Terbentuklah tasawuf Sunni atau akhlaqi yang menjadi corak utama keislaman
Nusantara era Walisongo. Dalam corak ini, praktik syariah dilambari oleh
kebijaksanaan tasawuf yang selaras dengan kebajikan spiritual agama-agama
pra-Islam, termasuk spiritualitas agama asali Nusantara.
Dua gelombang pribumisasi Islam ini
kemudian disempurnakan oleh pendirian pesantren sejak awal abad ke-19, yang
menjadi institusionalisasi dari kultur Islam Nusantara tersebut. Oleh
Abdurrahman Wahid (1985), pesantren telah memparipurnakan corak keislaman
Walisongo dengan membentuk kultur fikih-sufistik. Artinya, praktik keislaman
fiqhiyah berbasis kedalaman spiritual tasawuf. Penggunaan istilah fikih menjadi
penting di sini, karena pesantren menempatkannya sebagai disiplin ilmiah atas
syariah Islam. Fiqh, artinya cara memahami syariah. Pendekatan ilmiah inilah
yang membentuk keislaman non-ideologis, karena semua ajaran agama didekati
sebagai tradisi keilmuan yang terbuka bagi penyelidikan akal budi. Dalam
tradisi keislaman yang ilmiah (rasional) inilah, umat Muslim lalu menerima
Pancasila, karena dasar negara modern menjadi keniscayaan dari prinsip-prinsip
ilmiah di dalam berpolitik.
2. Tantangan Populisme
Pertanyaannya, mengapa kultur
sebagian Muslim kini begitu dangkal sehingga melakukan penolakan terhadap
budaya keislaman negeri serta dasar negara sendiri? Jawabnya bisa karena aspek
kekotaan yang secara kultural, jauh dari zona budaya Islam Nusantara. Berbagai
sikap radikal dan populisme kanan tak disangkal terbentuk oleh apa yang Ernest
Gellner disebut sebagai Islam kota . Dalam keislaman ini, Islam dipelajari
tidak melalui tradisi keilmuan seperti di pesantren, melainkan melalui gerakan
sosial-politik. Gerakan inilah yang menebarkan pendangkalan, yang di level akar
rumput dikembangkan oleh para agitator berjubah pendakwah.
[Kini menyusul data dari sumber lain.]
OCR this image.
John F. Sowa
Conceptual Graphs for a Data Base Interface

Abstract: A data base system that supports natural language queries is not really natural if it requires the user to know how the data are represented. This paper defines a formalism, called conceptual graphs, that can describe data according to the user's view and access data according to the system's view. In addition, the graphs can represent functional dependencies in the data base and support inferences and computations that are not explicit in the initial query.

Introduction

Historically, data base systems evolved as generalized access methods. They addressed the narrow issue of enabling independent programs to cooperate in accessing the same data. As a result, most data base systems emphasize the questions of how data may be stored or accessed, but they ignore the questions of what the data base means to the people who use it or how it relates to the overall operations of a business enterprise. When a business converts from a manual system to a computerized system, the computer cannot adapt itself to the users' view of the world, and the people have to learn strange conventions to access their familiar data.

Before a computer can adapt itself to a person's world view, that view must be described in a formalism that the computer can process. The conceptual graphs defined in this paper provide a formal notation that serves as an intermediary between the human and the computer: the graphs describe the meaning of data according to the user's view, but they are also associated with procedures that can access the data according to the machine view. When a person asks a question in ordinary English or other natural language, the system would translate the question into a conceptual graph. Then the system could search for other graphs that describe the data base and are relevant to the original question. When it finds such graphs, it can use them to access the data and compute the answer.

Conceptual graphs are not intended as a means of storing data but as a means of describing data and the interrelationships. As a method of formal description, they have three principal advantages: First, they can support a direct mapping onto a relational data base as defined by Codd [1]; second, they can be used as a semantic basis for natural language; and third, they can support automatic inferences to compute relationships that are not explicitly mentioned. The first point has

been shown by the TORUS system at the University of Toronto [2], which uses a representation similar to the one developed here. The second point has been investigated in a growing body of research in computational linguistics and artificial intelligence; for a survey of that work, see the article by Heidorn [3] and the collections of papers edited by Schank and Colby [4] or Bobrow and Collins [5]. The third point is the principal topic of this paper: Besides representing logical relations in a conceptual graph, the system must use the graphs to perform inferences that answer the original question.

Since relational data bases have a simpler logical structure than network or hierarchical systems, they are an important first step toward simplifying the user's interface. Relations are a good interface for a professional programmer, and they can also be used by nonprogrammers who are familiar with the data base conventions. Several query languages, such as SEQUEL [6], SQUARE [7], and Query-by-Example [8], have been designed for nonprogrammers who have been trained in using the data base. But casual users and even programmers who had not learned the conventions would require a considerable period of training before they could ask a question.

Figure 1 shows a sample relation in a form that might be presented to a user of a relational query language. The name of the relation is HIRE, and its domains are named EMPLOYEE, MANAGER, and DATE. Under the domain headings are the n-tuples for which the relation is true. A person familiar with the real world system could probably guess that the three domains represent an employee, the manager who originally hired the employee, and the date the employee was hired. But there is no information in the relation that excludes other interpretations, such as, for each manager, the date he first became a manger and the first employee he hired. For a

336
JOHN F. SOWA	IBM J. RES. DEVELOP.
Maka lahirlah populisme Islam yang
belakangan muncul menjadi aktor utama politik Indonesia dalam balutan sentimen
SARA. Populisme ini jauh dari kultur keislaman yang terbentuk sejak era
Nusantara. Sebab keislaman Nusantara dibangun berdasarkan tradisi keilmuan yang
bijak dan ketat. Bijak karena mengaliri nilai-nilai kebajikan yang telah hidup
di masyarakat bawah (populi). Ketat karena ia dilembagakan dalam institusi
pendidikan pesantren yang mampu mengeram emosi dalam kuasa akal budi.
Simpulan
Setelah
dipahami mengenai Islam nusantara maka bisa ditelusuri bahwa Islam Nusantara
merupakan agama yang ramah dengan budaya. Orang ber-Islam secara kaffah namun
tidak meninggalkan tradisi-tradisi kebudayaannya, justru tradisi atau kebudayaannyalah
yang membuat mereka semakin kuat dan percaya dengan agama yang diyakininya.
Dalam Islam nusantara terdeskripsikan bagaimana ajaran yang secara normatif
berasal dari Tuhan diakomodasikan ke dalam kebudayaan yang berasal dari manusia
tanpa kehilangan identitasnya masing-masing.
[1] Hanum
Jazimah Putri Astuti, Islam Nusantara :
Sebuah Argumentasi Beragama Dalam
Bingkai Nusantara , Interdisciplinary
Journal of Communication, Vol.2, No.1, Juni 2017: h. 27-52.